El “día final” es el de Cristo, que constituye el fin último de la vida del hombre y al que cada persona desea llegar. En este sentido, la Iglesia vive entre dos días. Es cierto, nosotros, -los cristianos de este tiempo-, nos ubicamos en las coordenadas de la expectación, vivimos en un mundo muy voluble, en el que nada está acabado, pero que afortunadamente –en todo momento- algo se puede hacer.
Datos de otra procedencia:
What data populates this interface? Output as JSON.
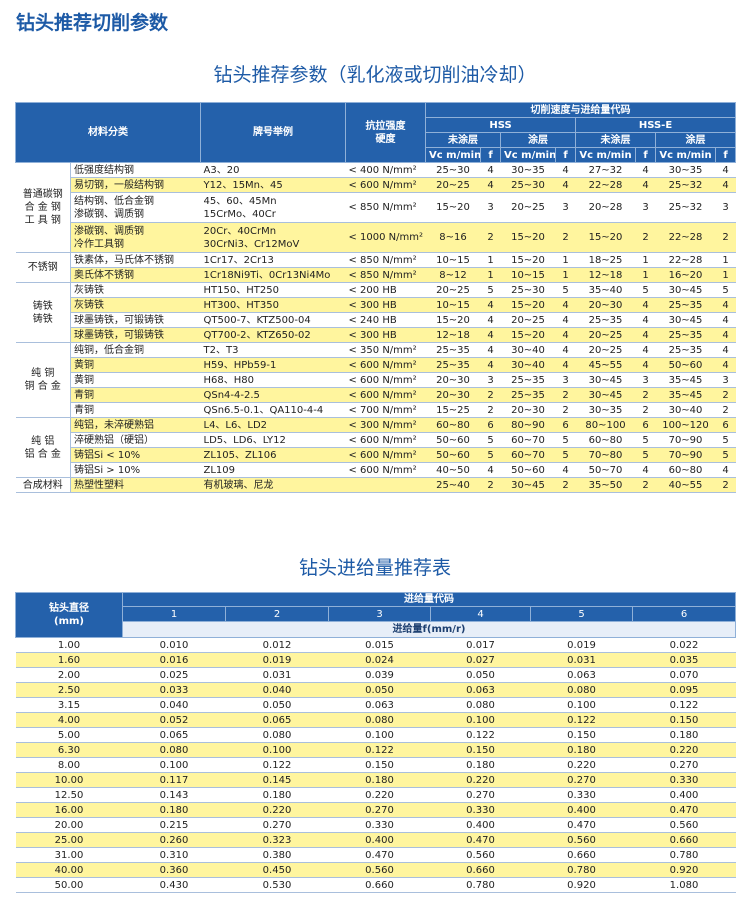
{
  "header": {
    "title": "钻头推荐切削参数"
  },
  "cutting": {
    "title": "钻头推荐参数（乳化液或切削油冷却）",
    "columns": {
      "material": "材料分类",
      "grade": "牌号举例",
      "strength": [
        "抗拉强度",
        "硬度"
      ],
      "speed": "切削速度与进给量代码",
      "hss": "HSS",
      "hsse": "HSS-E",
      "uncoated": "未涂层",
      "coated": "涂层",
      "vc": "Vc m/min",
      "f": "f"
    },
    "groups": [
      {
        "name": [
          "普通碳钢",
          "合 金 钢",
          "工 具 钢"
        ],
        "rows": [
          {
            "material": [
              "低强度结构钢"
            ],
            "grade": [
              "A3、20"
            ],
            "strength": "< 400 N/mm²",
            "values": [
              "25~30",
              "4",
              "30~35",
              "4",
              "27~32",
              "4",
              "30~35",
              "4"
            ]
          },
          {
            "material": [
              "易切钢，一般结构钢"
            ],
            "grade": [
              "Y12、15Mn、45"
            ],
            "strength": "< 600 N/mm²",
            "values": [
              "20~25",
              "4",
              "25~30",
              "4",
              "22~28",
              "4",
              "25~32",
              "4"
            ]
          },
          {
            "material": [
              "结构钢、低合金钢",
              "渗碳钢、调质钢"
            ],
            "grade": [
              "45、60、45Mn",
              "15CrMo、40Cr"
            ],
            "strength": "< 850 N/mm²",
            "values": [
              "15~20",
              "3",
              "20~25",
              "3",
              "20~28",
              "3",
              "25~32",
              "3"
            ]
          },
          {
            "material": [
              "渗碳钢、调质钢",
              "冷作工具钢"
            ],
            "grade": [
              "20Cr、40CrMn",
              "30CrNi3、Cr12MoV"
            ],
            "strength": "< 1000 N/mm²",
            "values": [
              "8~16",
              "2",
              "15~20",
              "2",
              "15~20",
              "2",
              "22~28",
              "2"
            ]
          }
        ]
      },
      {
        "name": [
          "不锈钢"
        ],
        "rows": [
          {
            "material": [
              "铁素体，马氏体不锈钢"
            ],
            "grade": [
              "1Cr17、2Cr13"
            ],
            "strength": "< 850 N/mm²",
            "values": [
              "10~15",
              "1",
              "15~20",
              "1",
              "18~25",
              "1",
              "22~28",
              "1"
            ]
          },
          {
            "material": [
              "奥氏体不锈钢"
            ],
            "grade": [
              "1Cr18Ni9Ti、0Cr13Ni4Mo"
            ],
            "strength": "< 850 N/mm²",
            "values": [
              "8~12",
              "1",
              "10~15",
              "1",
              "12~18",
              "1",
              "16~20",
              "1"
            ]
          }
        ]
      },
      {
        "name": [
          "铸铁",
          "铸铁"
        ],
        "rows": [
          {
            "material": [
              "灰铸铁"
            ],
            "grade": [
              "HT150、HT250"
            ],
            "strength": "< 200 HB",
            "values": [
              "20~25",
              "5",
              "25~30",
              "5",
              "35~40",
              "5",
              "30~45",
              "5"
            ]
          },
          {
            "material": [
              "灰铸铁"
            ],
            "grade": [
              "HT300、HT350"
            ],
            "strength": "< 300 HB",
            "values": [
              "10~15",
              "4",
              "15~20",
              "4",
              "20~30",
              "4",
              "25~35",
              "4"
            ]
          },
          {
            "material": [
              "球墨铸铁，可锻铸铁"
            ],
            "grade": [
              "QT500-7、KTZ500-04"
            ],
            "strength": "< 240 HB",
            "values": [
              "15~20",
              "4",
              "20~25",
              "4",
              "25~35",
              "4",
              "30~45",
              "4"
            ]
          },
          {
            "material": [
              "球墨铸铁，可锻铸铁"
            ],
            "grade": [
              "QT700-2、KTZ650-02"
            ],
            "strength": "< 300 HB",
            "values": [
              "12~18",
              "4",
              "15~20",
              "4",
              "20~25",
              "4",
              "25~35",
              "4"
            ]
          }
        ]
      },
      {
        "name": [
          "纯    铜",
          "铜 合 金"
        ],
        "rows": [
          {
            "material": [
              "纯铜，低合金铜"
            ],
            "grade": [
              "T2、T3"
            ],
            "strength": "< 350 N/mm²",
            "values": [
              "25~35",
              "4",
              "30~40",
              "4",
              "20~25",
              "4",
              "25~35",
              "4"
            ]
          },
          {
            "material": [
              "黄铜"
            ],
            "grade": [
              "H59、HPb59-1"
            ],
            "strength": "< 600 N/mm²",
            "values": [
              "25~35",
              "4",
              "30~40",
              "4",
              "45~55",
              "4",
              "50~60",
              "4"
            ]
          },
          {
            "material": [
              "黄铜"
            ],
            "grade": [
              "H68、H80"
            ],
            "strength": "< 600 N/mm²",
            "values": [
              "20~30",
              "3",
              "25~35",
              "3",
              "30~45",
              "3",
              "35~45",
              "3"
            ]
          },
          {
            "material": [
              "青铜"
            ],
            "grade": [
              "QSn4-4-2.5"
            ],
            "strength": "< 600 N/mm²",
            "values": [
              "20~30",
              "2",
              "25~35",
              "2",
              "30~45",
              "2",
              "35~45",
              "2"
            ]
          },
          {
            "material": [
              "青铜"
            ],
            "grade": [
              "QSn6.5-0.1、QA110-4-4"
            ],
            "strength": "< 700 N/mm²",
            "values": [
              "15~25",
              "2",
              "20~30",
              "2",
              "30~35",
              "2",
              "30~40",
              "2"
            ]
          }
        ]
      },
      {
        "name": [
          "纯    铝",
          "铝 合 金"
        ],
        "rows": [
          {
            "material": [
              "纯铝，未淬硬熟铝"
            ],
            "grade": [
              "L4、L6、LD2"
            ],
            "strength": "< 300 N/mm²",
            "values": [
              "60~80",
              "6",
              "80~90",
              "6",
              "80~100",
              "6",
              "100~120",
              "6"
            ]
          },
          {
            "material": [
              "淬硬熟铝（硬铝）"
            ],
            "grade": [
              "LD5、LD6、LY12"
            ],
            "strength": "< 600 N/mm²",
            "values": [
              "50~60",
              "5",
              "60~70",
              "5",
              "60~80",
              "5",
              "70~90",
              "5"
            ]
          },
          {
            "material": [
              "铸铝Si < 10%"
            ],
            "grade": [
              "ZL105、ZL106"
            ],
            "strength": "< 600 N/mm²",
            "values": [
              "50~60",
              "5",
              "60~70",
              "5",
              "70~80",
              "5",
              "70~90",
              "5"
            ]
          },
          {
            "material": [
              "铸铝Si > 10%"
            ],
            "grade": [
              "ZL109"
            ],
            "strength": "< 600 N/mm²",
            "values": [
              "40~50",
              "4",
              "50~60",
              "4",
              "50~70",
              "4",
              "60~80",
              "4"
            ]
          }
        ]
      },
      {
        "name": [
          "合成材料"
        ],
        "rows": [
          {
            "material": [
              "热塑性塑料"
            ],
            "grade": [
              "有机玻璃、尼龙"
            ],
            "values": [
              "25~40",
              "2",
              "30~45",
              "2",
              "35~50",
              "2",
              "40~55",
              "2"
            ]
          }
        ]
      }
    ]
  },
  "feed": {
    "title": "钻头进给量推荐表",
    "columns": {
      "diameter": [
        "钻头直径",
        "(mm)"
      ],
      "code": "进给量代码",
      "codes": [
        1,
        2,
        3,
        4,
        5,
        6
      ],
      "feed": "进给量f(mm/r)"
    },
    "rows": [
      {
        "d": "1.00",
        "values": [
          "0.010",
          "0.012",
          "0.015",
          "0.017",
          "0.019",
          "0.022"
        ]
      },
      {
        "d": "1.60",
        "values": [
          "0.016",
          "0.019",
          "0.024",
          "0.027",
          "0.031",
          "0.035"
        ]
      },
      {
        "d": "2.00",
        "values": [
          "0.025",
          "0.031",
          "0.039",
          "0.050",
          "0.063",
          "0.070"
        ]
      },
      {
        "d": "2.50",
        "values": [
          "0.033",
          "0.040",
          "0.050",
          "0.063",
          "0.080",
          "0.095"
        ]
      },
      {
        "d": "3.15",
        "values": [
          "0.040",
          "0.050",
          "0.063",
          "0.080",
          "0.100",
          "0.122"
        ]
      },
      {
        "d": "4.00",
        "values": [
          "0.052",
          "0.065",
          "0.080",
          "0.100",
          "0.122",
          "0.150"
        ]
      },
      {
        "d": "5.00",
        "values": [
          "0.065",
          "0.080",
          "0.100",
          "0.122",
          "0.150",
          "0.180"
        ]
      },
      {
        "d": "6.30",
        "values": [
          "0.080",
          "0.100",
          "0.122",
          "0.150",
          "0.180",
          "0.220"
        ]
      },
      {
        "d": "8.00",
        "values": [
          "0.100",
          "0.122",
          "0.150",
          "0.180",
          "0.220",
          "0.270"
        ]
      },
      {
        "d": "10.00",
        "values": [
          "0.117",
          "0.145",
          "0.180",
          "0.220",
          "0.270",
          "0.330"
        ]
      },
      {
        "d": "12.50",
        "values": [
          "0.143",
          "0.180",
          "0.220",
          "0.270",
          "0.330",
          "0.400"
        ]
      },
      {
        "d": "16.00",
        "values": [
          "0.180",
          "0.220",
          "0.270",
          "0.330",
          "0.400",
          "0.470"
        ]
      },
      {
        "d": "20.00",
        "values": [
          "0.215",
          "0.270",
          "0.330",
          "0.400",
          "0.470",
          "0.560"
        ]
      },
      {
        "d": "25.00",
        "values": [
          "0.260",
          "0.323",
          "0.400",
          "0.470",
          "0.560",
          "0.660"
        ]
      },
      {
        "d": "31.00",
        "values": [
          "0.310",
          "0.380",
          "0.470",
          "0.560",
          "0.660",
          "0.780"
        ]
      },
      {
        "d": "40.00",
        "values": [
          "0.360",
          "0.450",
          "0.560",
          "0.660",
          "0.780",
          "0.920"
        ]
      },
      {
        "d": "50.00",
        "values": [
          "0.430",
          "0.530",
          "0.660",
          "0.780",
          "0.920",
          "1.080"
        ]
      }
    ]
  }
}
Nuestro tiempo es propicio para amar a Dios y esperar en su majestuoso retorno, de tal manera que todo lo bueno y hermoso que ha sembrado en nosotros madure y llegue a buen término.

Por ello queridos hermanos, es bueno asociarnos a la oración de la Iglesia suplicante –que hemos pronunciado al inicio de esta celebración eucarística, más específicamente en la oración colecta-: “que el aprendizaje de la sabiduría celestial nos lleve a gozar de su presencia”. Que la comprensión y el sentido de preparar, enderezar, allanar o rebajar –según sea el caso-, sean prácticas eficaces en nuestra vida para que comprendiendo lo que es bueno y justo avancemos por el sendero de la unidad y de la paz.

Quiero terminar esta homilía con la invitación que San Bernardo de Claraval, hacía a sus hermanos monjes, y que me parece, va muy acorde con lo que hemos meditado, el monje francés, queriendo concientizar a otros monjes sobre la importancia de mantener listo el corazón para la llegada del Señor, les decía: “No tienes necesidad, oh hombre, de atravesar los mares ni de elevarte sobre las nubes y traspasar los Alpes; no, no es tan largo el camino que se te señala: sal al encuentro de tu Dios dentro de ti mismo. Pues la palabra está cerca de ti: la tienes en los labios y en el corazón. Sal a su encuentro con la compunción del corazón y la confesión sobre los labios, para que al menos salgas del basurero de tu conciencia miserable, pues sería indigno que entrara allí el Autor de la pureza. Lo dicho hasta aquí se refiere a aquella venida, con la que se digna iluminar poderosamente las almas de todos y cada uno de los hombres”.

Salgamos al encuentro del Señor dispuestos, preparados listos para encontrarnos con él, que ninguna idea fantasiosa o promesa ilusa nos impida acercarnos a él. Volquemos el corazón a la esperanza para que con voz pertinaz y actitudes contundentes diariamente digamos: ¡Ven Señor Jesús!